On this page, you can track the course's development over time. Once the course analysis is published, data for each course offering is displayed, including the number of registered students, course results, and planned improvements for the next session. All course syllabuses and course memos are shown on the page Archive.
The information can help prospective, current, and former students with course selection, or to follow up on their own participation. Teachers, course coordinators, examiners, program directors, and others can use the page as a resource for course development.
2026
Course analysis not published
2025
mladv25 2025-50325 ( Start date 27 Oct 2025, English )
Changes planned for the next course offering
Analysis
The course is viewed as relevant and engaging, with particularly strong results regarding inclusion, respect, and student participation. This indicates a well-functioning classroom environment and motivated students. The course will next year have a stronger focus on the probabilistic method and generative AI, which is likely to increase student satisfaction.
Areas that require attention concern clarity of course organization, transparency of expectations, and support for monitoring progress. The last component will be strengthen next year by a new examination system. This year fear of AI based cheating forced us to have substantial amounts of oral examination that removed resources from grading written solutions and, thereby, increased turn-around time. The variation in responses suggests that some students, especially those with weaker background knowledge, may have experienced uncertainty regarding structure, grading criteria, or alignment between teaching activities and examination.
Planned improvements
Further clarify course structure and expectations
Provide clearer grading criteria and rubrics for assignments.
Increase survey participation by reminding students and allocating time for evaluation completion.
The workload varies during the course. This will be countered by restructuring the assignments and also providing both assignments and projects at an earlier stage of the course.
The students desire to have a larger degree of collaborative moments. We will attempt to identify more implementation oriented parts of the examination that can be given as collaborative tasks.

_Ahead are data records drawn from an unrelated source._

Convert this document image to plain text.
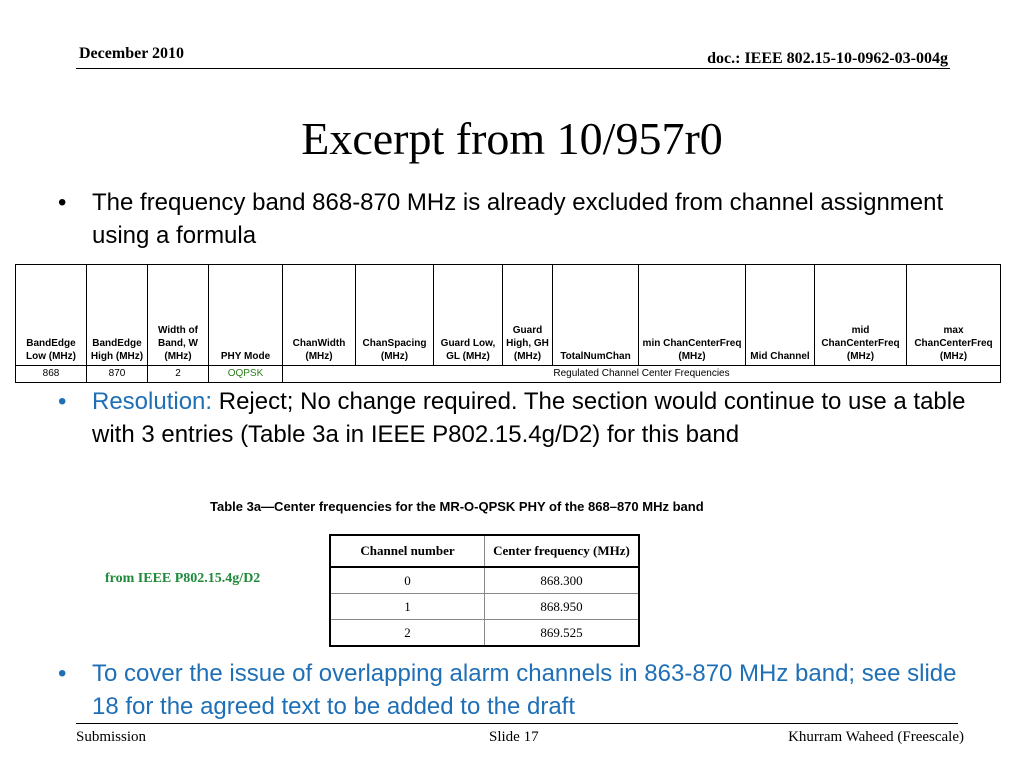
December 2010	doc.: IEEE 802.15-10-0962-03-004g
Excerpt from 10/957r0
• The frequency band 868-870 MHz is already excluded from channel assignment using a formula
BandEdge Low (MHz)	BandEdge High (MHz)	Width of Band, W (MHz)	PHY Mode	ChanWidth (MHz)	ChanSpacing (MHz)	Guard Low, GL (MHz)	Guard High, GH (MHz)	TotalNumChan	min ChanCenterFreq (MHz)	Mid Channel	mid ChanCenterFreq (MHz)	max ChanCenterFreq (MHz)
868	870	2	OQPSK	Regulated Channel Center Frequencies								
• Resolution: Reject; No change required. The section would continue to use a table with 3 entries (Table 3a in IEEE P802.15.4g/D2) for this band
Table 3a—Center frequencies for the MR-O-QPSK PHY of the 868–870 MHz band
Channel number	Center frequency (MHz)
0	868.300
1	868.950
2	869.525
from IEEE P802.15.4g/D2
• To cover the issue of overlapping alarm channels in 863-870 MHz band; see slide 18 for the agreed text to be added to the draft
Submission	Slide 17	Khurram Waheed (Freescale)
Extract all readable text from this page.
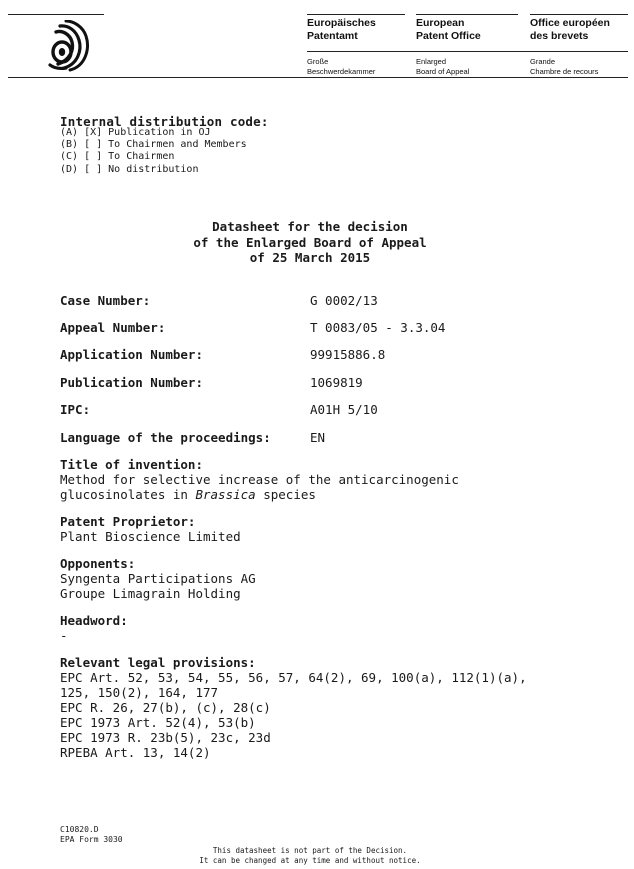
Europäisches
Patentamt
European
Patent Office
Office européen
des brevets
Große
Beschwerdekammer
Enlarged
Board of Appeal
Grande
Chambre de recours
Internal distribution code:
(A) [X] Publication in OJ
(B) [ ] To Chairmen and Members
(C) [ ] To Chairmen
(D) [ ] No distribution
Datasheet for the decision
of the Enlarged Board of Appeal
of 25 March 2015
Case Number:	G 0002/13
Appeal Number:	T 0083/05 - 3.3.04
Application Number:	99915886.8
Publication Number:	1069819
IPC:	A01H 5/10
Language of the proceedings:	EN
Title of invention:
Method for selective increase of the anticarcinogenic
glucosinolates in Brassica species
Patent Proprietor:
Plant Bioscience Limited
Opponents:
Syngenta Participations AG
Groupe Limagrain Holding
Headword:
-
Relevant legal provisions:
EPC Art. 52, 53, 54, 55, 56, 57, 64(2), 69, 100(a), 112(1)(a),
125, 150(2), 164, 177
EPC R. 26, 27(b), (c), 28(c)
EPC 1973 Art. 52(4), 53(b)
EPC 1973 R. 23b(5), 23c, 23d
RPEBA Art. 13, 14(2)
C10820.D
EPA Form 3030
This datasheet is not part of the Decision.
It can be changed at any time and without notice.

In some videos the text have been smaller than what is desirable. These videos have been remade and lecture hall teaching will be used to introduce the material as well as follow up on the students understanding of it.
The examination has been based on the thresholding method recommended in some of the pedagogical courses at KTH, i.e., only those students with a grade above a certain threshold can proceed to the harder parts of the examination. This has led to frustration and stress among the students. We will simply abandon this system and allow all student to attempt all parts of the examination.
Many students start because of the hype of machine learning but do not finish the course and these may be diluting our Learning Experience Questionnaire. We will try to separate the two groups.